Yup, I thoroughly recommend this approach. When Granny comes out with racist crap, turn to the kids and say.. "Poor Granny, she doesn't like XXX people because she is rather stupid. It's not her fault, but WE know it's silly, don't we?"
Slightly contemptuous pity actually does work better than confrontation.

Anon122 · 23/11/2011 09:15

Whatmeworry, no it's not a wind up. I've been on mn for years and name changed for this. It's not so much the word pikey which makes me want to cut my mum out (although I do think it's not an acceptable word) it's the comments supporting drowning newborns or burning people that I find disgusting and that I don't want my dc to hear.

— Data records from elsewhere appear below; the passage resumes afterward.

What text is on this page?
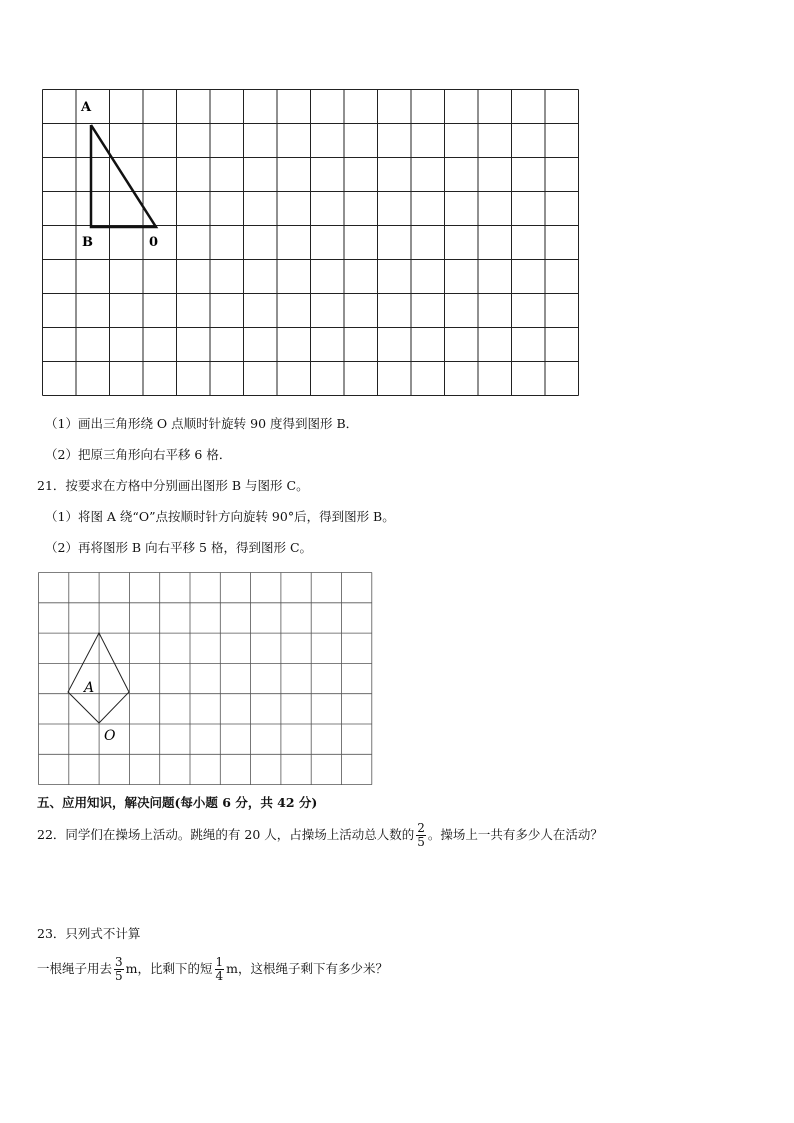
A
B	0
（1）画出三角形绕 O 点顺时针旋转 90 度得到图形 B．
（2）把原三角形向右平移 6 格．
21．按要求在方格中分别画出图形 B 与图形 C。
（1）将图 A 绕“O”点按顺时针方向旋转 90°后，得到图形 B。
（2）再将图形 B 向右平移 5 格，得到图形 C。
A
O
五、应用知识，解决问题(每小题 6 分，共 42 分)
22．同学们在操场上活动。跳绳的有 20 人，占操场上活动总人数的 $\frac{2}{5}$ 。操场上一共有多少人在活动？
23．只列式不计算
一根绳子用去 $\frac{3}{5}$ m，比剩下的短 $\frac{1}{4}$ m，这根绳子剩下有多少米？
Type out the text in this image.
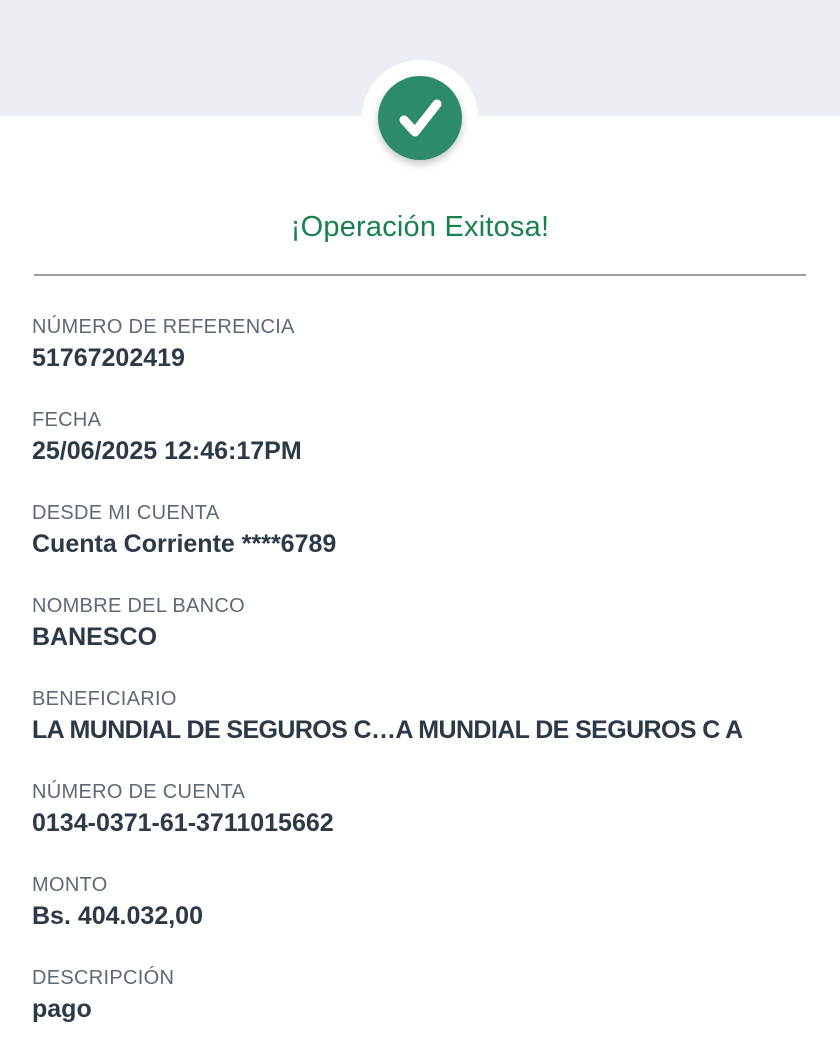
¡Operación Exitosa!
NÚMERO DE REFERENCIA
51767202419
FECHA
25/06/2025 12:46:17PM
DESDE MI CUENTA
Cuenta Corriente ****6789
NOMBRE DEL BANCO
BANESCO
BENEFICIARIO
LA MUNDIAL DE SEGUROS C…A MUNDIAL DE SEGUROS C A
NÚMERO DE CUENTA
0134-0371-61-3711015662
MONTO
Bs. 404.032,00
DESCRIPCIÓN
pago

Lapsedpacifist, I like your idea. Does it work well? What does he normally say or do when you say that? How many times has it happened? I think it might just set my mum off on a different rant about how I'm a snob and must have been mixed up in the hospital when I was born. I'm not especially keen on my dc hearing that either but I know I'm being pfb now. I just don't want my dc to think that being anti-racism is just an option or just my opinion; I want it to the the only option which even occurs to them. I think that's made more difficult when they hear my mum, especially if I then have to engage with her opinions in front of them. I want her to apologise for making disgusting remarks and promise never to say them again when I, or my dc, might hear them, but I've been wanting that for a very long time and it hasn't happened yet.

OP posts:
ShengdanRoad · 23/11/2011 09:29

I cut contact with my brother because he is racists. I don't want racist people in my life.

Have the courage of your convictions and cut contact.

Pendeen · 23/11/2011 15:16

Were there other reasons? I hope so because if not that is an extreme reaction.